This fortnight, contributors Mark Hodgkinson, Nick McCarvel and Courtney Nguyen will bring us some daily flavor from Wimbledon. Check in every day...
WTA Staff

LONDON, England - Amongst the quiet, leafy confines of the All England Club there's a little tennis tournament happening. The players will tell you it is the most prestigious tournament on the 11-month calendar, not only because of its history - it is the oldest of the four majors - but also because it is, quite simply, the most difficult one to win.

But Wimbledon feels different this year. Listen in on conversations around the grounds and they're less about debating draw sheets and more about debating penalty shots and more about analyzing lineups. See, 5,500 miles away there's another tournament happening. It too involves a long list of nations and it too involves well-manicured (hopefully, anyway) grass. There's no denying that the World Cup has stolen its share of the sporting spotlight over the last few weeks and the tennis community is not immune.

Caroline Wozniacki, who prides herself a big Liverpool supporter during the regular soccer season, is tracking the action too. Wozniacki is a woman without a country because Denmark failed to qualify. "I don't really have a favorite team this year," she said. "I'm kind of going game by game and seeing who I support."

Then there's Victoria Azarenka. Belarus didn't qualify for the World Cup but she's thrown her support over to Lionel Messi's Argentina, even painting her nails with the Argentinian flag. "Why not?" she said when asked why she sided with Argentina. "Because I've been a supporter of Argentina for the last three World Cups. They even have pictures of me wearing an Argentina shirt from 2010. I love Messi. I think he's one of the greatest players of all time. He's so little, so cute."

And if you really want to get into the spirit, follow Andrea Petkovic on Twitter. She's been live-tweeting the matches non-stop with great wit and humor since the tournament began. When I spoke with her at the WTA Pre-Wimbledon Party presented by Dubai Duty Free at Kensington Roof Gardens last week she told me the World Cup had provided order to her life. "I'm planning my evenings around World Cup," Petkovic told me. "I make sure I get everything I have to do finished by the evening so I can sit down and watch the game. My life just makes complete sense now."

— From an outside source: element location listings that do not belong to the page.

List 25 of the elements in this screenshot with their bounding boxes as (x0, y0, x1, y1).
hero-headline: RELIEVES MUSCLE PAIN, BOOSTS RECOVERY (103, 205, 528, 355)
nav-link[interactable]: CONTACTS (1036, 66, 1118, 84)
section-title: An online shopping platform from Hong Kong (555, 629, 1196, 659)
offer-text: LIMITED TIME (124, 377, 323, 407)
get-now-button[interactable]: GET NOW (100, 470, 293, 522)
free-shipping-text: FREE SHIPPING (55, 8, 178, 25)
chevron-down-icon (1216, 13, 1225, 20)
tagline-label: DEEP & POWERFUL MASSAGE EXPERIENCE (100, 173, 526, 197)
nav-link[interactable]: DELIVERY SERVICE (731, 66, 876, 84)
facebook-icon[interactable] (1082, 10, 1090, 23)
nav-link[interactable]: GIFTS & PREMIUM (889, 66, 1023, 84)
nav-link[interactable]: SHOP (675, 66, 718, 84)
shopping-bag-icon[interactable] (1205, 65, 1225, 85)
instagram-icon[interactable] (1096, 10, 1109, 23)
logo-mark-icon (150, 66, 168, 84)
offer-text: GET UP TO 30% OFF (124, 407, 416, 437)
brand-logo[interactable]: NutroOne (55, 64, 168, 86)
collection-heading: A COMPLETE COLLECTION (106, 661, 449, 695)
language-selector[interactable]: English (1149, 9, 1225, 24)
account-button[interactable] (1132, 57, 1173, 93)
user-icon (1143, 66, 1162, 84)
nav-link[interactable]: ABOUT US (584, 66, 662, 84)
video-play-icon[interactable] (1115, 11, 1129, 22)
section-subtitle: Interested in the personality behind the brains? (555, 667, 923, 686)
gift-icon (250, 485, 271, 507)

Of course, not everyone is swept up in World Cup fever. Ana Ivanovic doesn't fancy herself much of a soccer fan and the young Americans are trying their best but the game still escapes them. Asked whether she stayed up late to watch the US lose to Portugal on Sunday night, Stephens said no. "Someone scored in the last three seconds and it wasn't the US so that's what I do know."

Madison Keys was at a loss, too. "There are a couple of times where I just don't understand what's going on," she said. "I'm just like, 'Wait, why does he have a free kick? Why is the other guy rolling on the ground? No one touched him!'"

But even in the midst of one of the biggest tournaments of the year, athletes are athletes. They just love to see top level competition, regardless of the sport.